Bill Backer, creative director on the Coca-Cola account for the McCann Erickson advertising agency, was flying to London to meet up with Billy Davis, the music director on the Coca-Cola account, to write radio commercials with two successful British songwriters, Roger Cook and Roger Greenaway, to be recorded by the New Seekers, a popular British singing group.
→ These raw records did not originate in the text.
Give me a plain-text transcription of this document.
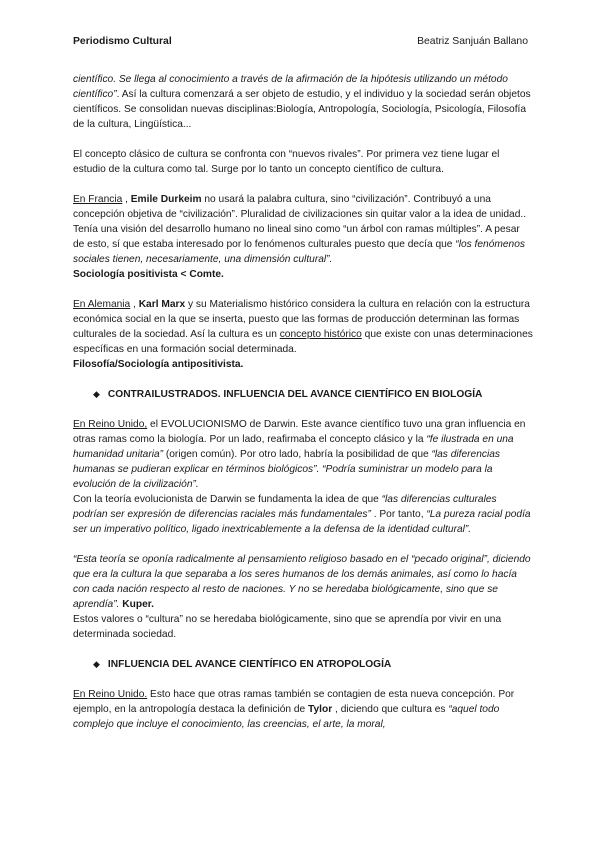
Periodismo Cultural	Beatriz Sanjuán Ballano

científico. Se llega al conocimiento a través de la afirmación de la hipótesis utilizando un método científico”. Así la cultura comenzará a ser objeto de estudio, y el individuo y la sociedad serán objetos científicos. Se consolidan nuevas disciplinas:Biología, Antropología, Sociología, Psicología, Filosofía de la cultura, Lingüística...

El concepto clásico de cultura se confronta con “nuevos rivales”. Por primera vez tiene lugar el estudio de la cultura como tal. Surge por lo tanto un concepto científico de cultura.

En Francia , Emile Durkeim no usará la palabra cultura, sino “civilización”. Contribuyó a una concepción objetiva de “civilización”. Pluralidad de civilizaciones sin quitar valor a la idea de unidad.. Tenía una visión del desarrollo humano no lineal sino como “un árbol con ramas múltiples”. A pesar de esto, sí que estaba interesado por lo fenómenos culturales puesto que decía que “los fenómenos sociales tienen, necesariamente, una dimensión cultural”.
Sociología positivista < Comte.

En Alemania , Karl Marx y su Materialismo histórico considera la cultura en relación con la estructura económica social en la que se inserta, puesto que las formas de producción determinan las formas culturales de la sociedad. Así la cultura es un concepto histórico que existe con unas determinaciones específicas en una formación social determinada.
Filosofía/Sociología antipositivista.

◆ CONTRAILUSTRADOS. INFLUENCIA DEL AVANCE CIENTÍFICO EN BIOLOGÍA

En Reino Unido, el EVOLUCIONISMO de Darwin. Este avance científico tuvo una gran influencia en otras ramas como la biología. Por un lado, reafirmaba el concepto clásico y la “fe ilustrada en una humanidad unitaria” (origen común). Por otro lado, habría la posibilidad de que “las diferencias humanas se pudieran explicar en términos biológicos”. “Podría suministrar un modelo para la evolución de la civilización”.
Con la teoría evolucionista de Darwin se fundamenta la idea de que “las diferencias culturales podrían ser expresión de diferencias raciales más fundamentales” . Por tanto, “La pureza racial podía ser un imperativo político, ligado inextricablemente a la defensa de la identidad cultural”.

“Esta teoría se oponía radicalmente al pensamiento religioso basado en el “pecado original”, diciendo que era la cultura la que separaba a los seres humanos de los demás animales, así como lo hacía con cada nación respecto al resto de naciones. Y no se heredaba biológicamente, sino que se aprendía”. Kuper.
Estos valores o “cultura” no se heredaba biológicamente, sino que se aprendía por vivir en una determinada sociedad.

◆ INFLUENCIA DEL AVANCE CIENTÍFICO EN ATROPOLOGÍA

En Reino Unido. Esto hace que otras ramas también se contagien de esta nueva concepción. Por ejemplo, en la antropología destaca la definición de Tylor , diciendo que cultura es “aquel todo complejo que incluye el conocimiento, las creencias, el arte, la moral,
The heavy fog in London forced the plane to land in Shannon, Ireland. Passengers had to remain near the airport in case the fog lifted. Some of them were furious about their accommodations. By the next day, Backer saw some of the most irate passengers in the airport cafe. Brought together by a common experience, many were now laughing and sharing stories over snacks and bottles of Coca-Cola. Backer wrote of the scene:

“In that moment [I] saw a bottle of Coke in a whole new light… [I] began to see a bottle of Coca-Cola as more than a drink that refreshed a hundred million people a day in almost every corner of the globe. So [I] began to see the familiar words, ‘Let’s have a Coke,’ as more than an invitation to pause for refreshment. They were actually a subtle way of saying, ‘Let’s keep each other company for a little while.’ And [I] knew they were being said all over the world as [I] sat there in Ireland. So that was the basic idea: to see Coke not as it was originally designed to be — a liquid refresher — but as a tiny bit of commonality between all peoples, a universally liked formula that would help to keep them company for a few minutes.”

It’s interesting to see how that ad looks like a precursor to the Benetton ads of later years, even if the smiling, multi-culti kids all grasping identical bottles to look vaguely cult-like for a brief moment.